Demzufolge setzen Unternehmen an den klassischen Elementen des Performance und Talent Managements an und entwickeln innovative Ansätze, um den oben genannten Kritikpunkten zu begegnen. So haben Unternehmen erkannt, dass es bei individuellen Zielen („Was“) im Unterschied zu Zielen, die an den Kapitalmarkt kommuniziert werden, nicht ausreicht, diese zu definieren und zwölf Monate später zu bewerten. Denn üblicherweise überdauern individuelle Ziele in einer zunehmend dynamischeren Umwelt kein ganzes Jahr.
Vor diesem Hintergrund nutzen Unternehmen wie Google, Oracle, Intel oder LinkedIn sogenannte Objectives and Key Results (OKRs) – eine Methode bei der quartalsweise geprüft wird, ob die gesetzten Ziele angepasst werden müssen. In Ergänzung zum „Was“ der Leistung bewerten Unternehmen im Rahmen der Leistungsbewertung nach wie vor auch das „Wie“ der Leistung. Um dieses messbar zu machen, wurden bislang häufig komplexe Kompetenzmodelle zugrunde gelegt, die nun zunehmend durch einfachere, business-orientiertere Modelle abgelöst werden.
Neben der Überarbeitung der Performance-Elemente steht auch die häufig „verschulte“ Potenzialbewertung im Fokus der Innovation-Bestrebungen. Um die Potenzialbewertung zu vereinfachen, setzen Unternehmen zunehmend auf eine Bewertung entlang von Leitfragen und verzichten auf umfassende Definitionen.
Doch die Überarbeitung der Prozesse des Talent Managements (z. B. Performance Management) sollte nicht zum Selbstzweck werden, sondern immer dem ultimativen Ziel des Talent Managements – der Besetzung von Stellen mit den richtigen Personen zur richtigen Zeit – dienen. Denn bedingt durch den demographischen Wandel, den War for Talents und die zunehmende Digitalisierung steht gerade der Besetzungsprozess als Königsdisziplin des Talent Managements vor neuen Herausforderungen: Die Anzahl geeigneter Bewerber1 wird immer knapper, während sich mit den eingesetzten Bewertungskriterien nicht mehr die richtigen Bewerber identifizieren lassen.

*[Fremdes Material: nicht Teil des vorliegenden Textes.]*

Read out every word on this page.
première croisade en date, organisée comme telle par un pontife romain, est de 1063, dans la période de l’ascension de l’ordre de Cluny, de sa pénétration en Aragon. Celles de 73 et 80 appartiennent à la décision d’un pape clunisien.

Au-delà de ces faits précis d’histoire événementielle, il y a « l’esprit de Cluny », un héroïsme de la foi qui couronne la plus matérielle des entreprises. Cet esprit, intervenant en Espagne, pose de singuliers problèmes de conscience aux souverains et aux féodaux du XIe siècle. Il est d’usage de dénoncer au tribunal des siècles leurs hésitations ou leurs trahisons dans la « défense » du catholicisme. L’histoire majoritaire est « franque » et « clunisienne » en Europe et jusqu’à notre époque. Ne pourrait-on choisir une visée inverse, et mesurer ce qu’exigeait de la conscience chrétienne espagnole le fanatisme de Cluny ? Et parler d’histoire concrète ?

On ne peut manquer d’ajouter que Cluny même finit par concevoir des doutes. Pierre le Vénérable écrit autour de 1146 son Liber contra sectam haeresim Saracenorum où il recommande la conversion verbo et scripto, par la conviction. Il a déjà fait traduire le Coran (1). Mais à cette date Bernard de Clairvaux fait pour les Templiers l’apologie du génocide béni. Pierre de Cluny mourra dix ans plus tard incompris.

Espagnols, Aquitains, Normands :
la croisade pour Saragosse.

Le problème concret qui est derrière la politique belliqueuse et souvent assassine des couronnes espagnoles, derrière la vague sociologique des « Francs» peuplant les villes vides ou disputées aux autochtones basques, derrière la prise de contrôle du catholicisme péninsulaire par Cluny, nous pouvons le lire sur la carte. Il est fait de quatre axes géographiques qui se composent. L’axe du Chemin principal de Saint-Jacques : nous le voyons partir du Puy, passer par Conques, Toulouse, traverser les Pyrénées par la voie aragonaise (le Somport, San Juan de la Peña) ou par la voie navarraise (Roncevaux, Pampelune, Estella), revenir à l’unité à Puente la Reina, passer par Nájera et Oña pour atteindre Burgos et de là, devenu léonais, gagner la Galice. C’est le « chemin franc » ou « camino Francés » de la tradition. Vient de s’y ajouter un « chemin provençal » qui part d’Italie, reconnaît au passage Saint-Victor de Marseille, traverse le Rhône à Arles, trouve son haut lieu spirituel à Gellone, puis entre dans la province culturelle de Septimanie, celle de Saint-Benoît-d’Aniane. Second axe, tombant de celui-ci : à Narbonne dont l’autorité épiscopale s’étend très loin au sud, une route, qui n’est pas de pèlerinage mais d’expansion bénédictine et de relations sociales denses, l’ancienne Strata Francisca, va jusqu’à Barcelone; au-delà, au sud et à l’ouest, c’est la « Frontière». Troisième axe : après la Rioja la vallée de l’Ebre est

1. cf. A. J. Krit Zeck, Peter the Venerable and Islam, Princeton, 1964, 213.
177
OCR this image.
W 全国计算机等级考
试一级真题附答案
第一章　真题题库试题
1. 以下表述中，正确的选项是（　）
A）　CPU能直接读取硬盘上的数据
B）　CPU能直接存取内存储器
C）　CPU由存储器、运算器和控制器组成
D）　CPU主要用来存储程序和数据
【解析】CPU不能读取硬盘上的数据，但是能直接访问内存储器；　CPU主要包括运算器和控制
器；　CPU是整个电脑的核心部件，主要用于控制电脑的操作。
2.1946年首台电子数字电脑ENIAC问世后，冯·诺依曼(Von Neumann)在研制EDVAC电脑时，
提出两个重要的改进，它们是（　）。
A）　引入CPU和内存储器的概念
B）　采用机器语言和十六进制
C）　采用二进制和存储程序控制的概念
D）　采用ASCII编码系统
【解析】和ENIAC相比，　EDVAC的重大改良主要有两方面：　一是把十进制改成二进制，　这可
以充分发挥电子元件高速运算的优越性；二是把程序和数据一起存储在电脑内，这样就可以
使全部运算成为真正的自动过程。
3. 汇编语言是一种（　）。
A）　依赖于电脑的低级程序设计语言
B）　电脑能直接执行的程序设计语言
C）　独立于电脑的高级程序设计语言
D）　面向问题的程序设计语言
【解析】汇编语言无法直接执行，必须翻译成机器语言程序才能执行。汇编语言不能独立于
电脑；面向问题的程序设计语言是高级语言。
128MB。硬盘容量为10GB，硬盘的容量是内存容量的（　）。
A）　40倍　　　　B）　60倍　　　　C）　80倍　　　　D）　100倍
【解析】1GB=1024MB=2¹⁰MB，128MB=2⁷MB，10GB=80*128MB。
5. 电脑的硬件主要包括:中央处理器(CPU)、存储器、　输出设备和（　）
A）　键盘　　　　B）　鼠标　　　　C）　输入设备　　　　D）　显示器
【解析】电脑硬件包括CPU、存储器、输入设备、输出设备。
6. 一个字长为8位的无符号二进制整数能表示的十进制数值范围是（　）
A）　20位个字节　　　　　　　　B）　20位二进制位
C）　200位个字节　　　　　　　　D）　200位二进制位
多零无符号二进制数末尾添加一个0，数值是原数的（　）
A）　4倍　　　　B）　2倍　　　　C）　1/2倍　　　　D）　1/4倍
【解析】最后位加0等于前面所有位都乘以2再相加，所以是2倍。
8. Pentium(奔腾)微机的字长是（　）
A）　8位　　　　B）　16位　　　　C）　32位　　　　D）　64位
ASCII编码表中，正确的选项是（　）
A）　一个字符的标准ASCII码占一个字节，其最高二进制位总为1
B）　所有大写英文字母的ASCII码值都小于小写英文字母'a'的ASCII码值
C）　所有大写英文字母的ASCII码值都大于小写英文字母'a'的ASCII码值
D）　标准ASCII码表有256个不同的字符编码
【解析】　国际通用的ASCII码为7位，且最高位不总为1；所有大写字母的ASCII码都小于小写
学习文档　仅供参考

Und so drängt sich eine fundamentale Frage auf: Reicht es für einen erfolgreichen Besetzungsprozess noch aus, Tätigkeitsinhalte, Leistungsbeurteilung anhand von „Was“ und „Wie“ sowie Potenzial zu analysieren? Oder müssten in Zeiten vielfältiger, individueller Lernangebote wie MOOCs2, POOCs3 & Co., deren Lernerfolge sich nicht unbedingt in formalen Qualifikationen oder der aktuellen Leistung spiegeln, nicht eigentlich geschäftsrelevante Erfahrungen im Zentrum der Analysen stehen (siehe Abbildung 1)?
Abb. 1: Geschäftsrelevante Erfahrungen ergänzen die klassischen Kriterien im Besetzungsprozess
Geschäftsrelevante Erfahrungen – Der weiße Fleck im Talent Management
Folgt man der These, dass das ultimative Ziel des Talent Managements die Besetzung von Stellen mit den richtigen Personen zur richtigen Zeit ist, dann ist der Besetzungsprozess die Königsdisziplin des Talent Managements und neben der Nachfolgeplanung einer der wenigen HR-Prozesse, bei dem Person und Funktion zusammenkommen.
Welche Informationen benötigt man aber für die richtige Besetzung? Auf der Funktionsseite stehen die Tätigkeitsinhalte an oberster Stelle der besetzungsrelevanten Informationen. Um diese zu dokumentieren, werden in der Regel Stellenbeschreibungen genutzt, die jedoch, kaum geschrieben, schon wieder veraltet und somit nur bedingt von Nutzen sind. Daher wird zunehmend auch analysiert, in welchem Reifegrad (Start-Up, Proven Product etc.) oder Business Cycle (Growth, Turnaround etc.) sich eine Funktion befindet. Doch ebenso wie die Tätigkeitsinhalte kann sich der Business Cycle über die Zeit ändern. Agierte beispielsweise ein CFO vor einigen Jahren noch in einem stark wachsenden Marktumfeld, kann es sein, dass er oder sie das Unternehmen morgen durch eine Rezession steuern muss.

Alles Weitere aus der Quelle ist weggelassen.